The Rap Report is The FADER’s column dedicated to highlights in the rap world, from megastar artists to the deep underground.
I tend not to listen to a lot of new music when I’m away from home. I’m not sure why it became a habit. Maybe it’s for some esoteric, bro-science reason like wanting to “reset” my ears, or something more practical, like how annoying keeping up can be. Either way, I’m not complaining. I spent a lot of April away from North Carolina, so I ended up limited to the old — like “Pray for Haiti just dropped” old — playlists downloaded on my phone, whatever dembow singles were blasting out of cars up in Providence, and the last few months of my recently added selections on Apple Music, including albums from 2023 I needed to revisit. There are tapes I enjoyed and didn’t have the chance to write about, futuristic car jams from Detroit, projects that didn’t make an impression but caught my attention when I ran them back, vibrant genre-crunching collages, regional rap samplers, and a whole lot more. Keeping up can start to feel like a completionist’s mission, and I’m always going to reject that to live with what I enjoy.
All of these AI songs are pretty wack
When “Heart On My Sleeve,” the viral track that used vocal deepfakes of Drake and The Weeknd was removed from streaming platforms in mid-April, it seemed like a too-clean solution to a problem that many acknowledged wouldn’t be going away so easily. In the time since some artists have announced their elation at the idea of AI songs, and others are even teasing their own Frankensteined creations. Let’s be honest though: these are all pretty wack.

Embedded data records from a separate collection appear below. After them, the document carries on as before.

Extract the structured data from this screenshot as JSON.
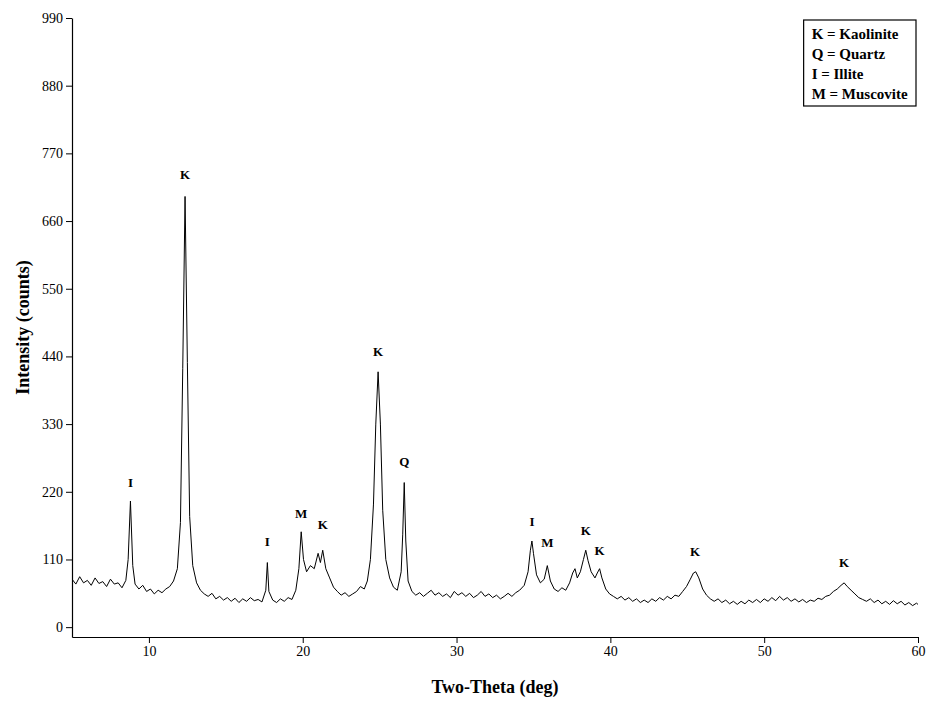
{
  "chart_data": {
    "type": "line",
    "x_label": "Two-Theta (deg)",
    "y_label": "Intensity (counts)",
    "xlim": [
      5,
      60
    ],
    "xticks": [
      10,
      20,
      30,
      40,
      50,
      60
    ],
    "ylim": [
      -16,
      990
    ],
    "yticks": [
      0,
      110,
      220,
      330,
      440,
      550,
      660,
      770,
      880,
      990
    ],
    "grid": false,
    "legend": "upper right",
    "legend_entries": [
      "K = Kaolinite",
      "Q = Quartz",
      "I = Illite",
      "M = Muscovite"
    ],
    "x": [
      5.0,
      5.25,
      5.5,
      5.75,
      6.0,
      6.25,
      6.5,
      6.75,
      7.0,
      7.25,
      7.5,
      7.75,
      8.0,
      8.25,
      8.5,
      8.65,
      8.8,
      8.95,
      9.1,
      9.35,
      9.6,
      9.85,
      10.1,
      10.35,
      10.6,
      10.85,
      11.1,
      11.35,
      11.6,
      11.85,
      12.05,
      12.2,
      12.35,
      12.5,
      12.65,
      12.85,
      13.1,
      13.35,
      13.6,
      13.85,
      14.1,
      14.35,
      14.6,
      14.85,
      15.1,
      15.35,
      15.6,
      15.85,
      16.1,
      16.35,
      16.6,
      16.85,
      17.1,
      17.35,
      17.6,
      17.7,
      17.8,
      18.05,
      18.3,
      18.55,
      18.8,
      19.05,
      19.3,
      19.55,
      19.75,
      19.9,
      20.05,
      20.25,
      20.5,
      20.75,
      21.0,
      21.15,
      21.3,
      21.5,
      21.75,
      22.0,
      22.25,
      22.5,
      22.75,
      23.0,
      23.25,
      23.5,
      23.75,
      24.0,
      24.2,
      24.4,
      24.6,
      24.75,
      24.9,
      25.05,
      25.2,
      25.4,
      25.65,
      25.9,
      26.15,
      26.4,
      26.5,
      26.6,
      26.7,
      26.85,
      27.1,
      27.35,
      27.6,
      27.85,
      28.1,
      28.35,
      28.6,
      28.85,
      29.1,
      29.35,
      29.6,
      29.85,
      30.1,
      30.35,
      30.6,
      30.85,
      31.1,
      31.35,
      31.6,
      31.85,
      32.1,
      32.35,
      32.6,
      32.85,
      33.1,
      33.35,
      33.6,
      33.85,
      34.1,
      34.4,
      34.65,
      34.8,
      34.9,
      35.0,
      35.2,
      35.45,
      35.7,
      35.9,
      36.1,
      36.35,
      36.6,
      36.85,
      37.1,
      37.35,
      37.55,
      37.7,
      37.85,
      38.05,
      38.25,
      38.4,
      38.55,
      38.75,
      39.0,
      39.15,
      39.3,
      39.45,
      39.7,
      39.95,
      40.2,
      40.45,
      40.7,
      40.95,
      41.2,
      41.45,
      41.7,
      41.95,
      42.2,
      42.45,
      42.7,
      42.95,
      43.2,
      43.45,
      43.7,
      43.95,
      44.2,
      44.45,
      44.7,
      44.95,
      45.2,
      45.4,
      45.55,
      45.75,
      46.0,
      46.25,
      46.5,
      46.75,
      47.0,
      47.25,
      47.5,
      47.75,
      48.0,
      48.25,
      48.5,
      48.75,
      49.0,
      49.25,
      49.5,
      49.75,
      50.0,
      50.25,
      50.5,
      50.75,
      51.0,
      51.25,
      51.5,
      51.75,
      52.0,
      52.25,
      52.5,
      52.75,
      53.0,
      53.25,
      53.5,
      53.75,
      54.0,
      54.25,
      54.5,
      54.75,
      55.0,
      55.2,
      55.4,
      55.65,
      55.9,
      56.15,
      56.4,
      56.65,
      56.9,
      57.15,
      57.4,
      57.65,
      57.9,
      58.15,
      58.4,
      58.65,
      58.9,
      59.15,
      59.4,
      59.65,
      59.9,
      60.0
    ],
    "series": [
      {
        "color": "#000000",
        "values": [
          78,
          70,
          82,
          72,
          76,
          68,
          80,
          71,
          74,
          66,
          78,
          70,
          72,
          64,
          76,
          110,
          205,
          100,
          70,
          62,
          68,
          58,
          62,
          54,
          60,
          56,
          62,
          66,
          75,
          95,
          170,
          420,
          700,
          430,
          180,
          100,
          72,
          60,
          54,
          50,
          55,
          46,
          50,
          44,
          48,
          42,
          47,
          40,
          46,
          42,
          48,
          43,
          45,
          41,
          60,
          105,
          58,
          44,
          40,
          46,
          42,
          48,
          45,
          60,
          95,
          155,
          110,
          90,
          100,
          95,
          120,
          105,
          125,
          95,
          80,
          65,
          58,
          52,
          56,
          50,
          54,
          58,
          66,
          62,
          75,
          110,
          200,
          330,
          415,
          330,
          190,
          110,
          80,
          65,
          60,
          90,
          150,
          235,
          140,
          75,
          58,
          52,
          56,
          50,
          55,
          60,
          52,
          56,
          50,
          54,
          48,
          58,
          52,
          56,
          50,
          55,
          48,
          52,
          58,
          50,
          54,
          48,
          52,
          46,
          50,
          55,
          50,
          56,
          60,
          68,
          90,
          125,
          140,
          120,
          85,
          72,
          78,
          100,
          75,
          62,
          58,
          64,
          60,
          72,
          88,
          95,
          80,
          90,
          110,
          125,
          108,
          90,
          80,
          88,
          95,
          80,
          62,
          54,
          50,
          46,
          50,
          44,
          48,
          42,
          46,
          40,
          44,
          40,
          46,
          42,
          48,
          44,
          50,
          46,
          52,
          50,
          58,
          66,
          78,
          88,
          90,
          80,
          62,
          52,
          46,
          42,
          46,
          40,
          44,
          38,
          42,
          37,
          42,
          38,
          44,
          40,
          45,
          40,
          46,
          42,
          48,
          43,
          50,
          44,
          48,
          42,
          46,
          41,
          45,
          40,
          44,
          42,
          47,
          45,
          50,
          52,
          58,
          62,
          68,
          72,
          66,
          60,
          54,
          48,
          45,
          42,
          46,
          40,
          44,
          38,
          42,
          37,
          43,
          38,
          42,
          36,
          40,
          35,
          39,
          37
        ]
      }
    ],
    "annotations": [
      {
        "text": "I",
        "x": 8.8,
        "y": 228
      },
      {
        "text": "K",
        "x": 12.35,
        "y": 728
      },
      {
        "text": "I",
        "x": 17.7,
        "y": 132
      },
      {
        "text": "M",
        "x": 19.9,
        "y": 178
      },
      {
        "text": "K",
        "x": 21.3,
        "y": 160
      },
      {
        "text": "K",
        "x": 24.9,
        "y": 440
      },
      {
        "text": "Q",
        "x": 26.6,
        "y": 262
      },
      {
        "text": "I",
        "x": 34.9,
        "y": 165
      },
      {
        "text": "M",
        "x": 35.9,
        "y": 130
      },
      {
        "text": "K",
        "x": 38.4,
        "y": 150
      },
      {
        "text": "K",
        "x": 39.3,
        "y": 118
      },
      {
        "text": "K",
        "x": 45.5,
        "y": 115
      },
      {
        "text": "K",
        "x": 55.2,
        "y": 98
      }
    ]
  }
}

Lately, I’ve been thinking a lot about how art is about the choices that are made during the creative process. Interviews with artists, including ones I’ve done, try, and fail, to find various ways to capture the human ingenuity that lies at the center of making things. There’s a finality to the series of choices artists make that can't be supplanted by savvy ‘prompt engineering.’ All those branching decisions — what if a melody looped for one more measure? Or we added an adlib here? — eventually become closed pathways, thousands of possibilities left in hard drives and mix notes. A potential idea behind AI-assisted songs is the promise that those pathways could be reopened (and possibly improved upon).

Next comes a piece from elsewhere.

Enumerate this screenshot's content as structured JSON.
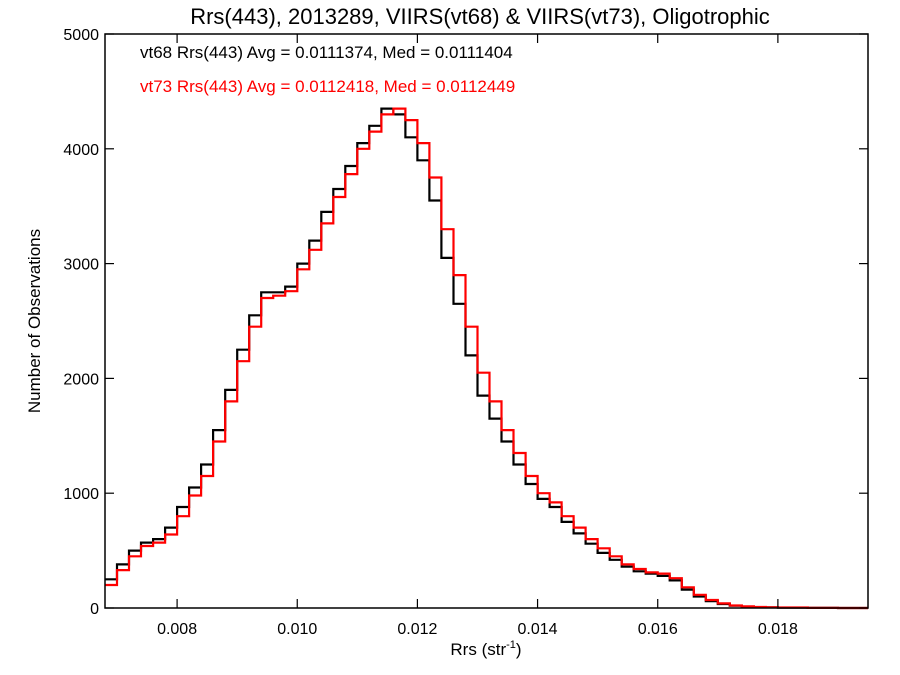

But with the applications we’ve seen so far, it doesn’t amount to much more than turning music into a digital self-serve counter with unlimited customizations. There’s no sense of taste or curation, options piled high simply because “why not?” But that goes against the free-wheeling spirit of art, where things often happen for reasons undiscernible to us all. No one ever asked to hear a disembodied Biggie say “It’s not giving,” anyway.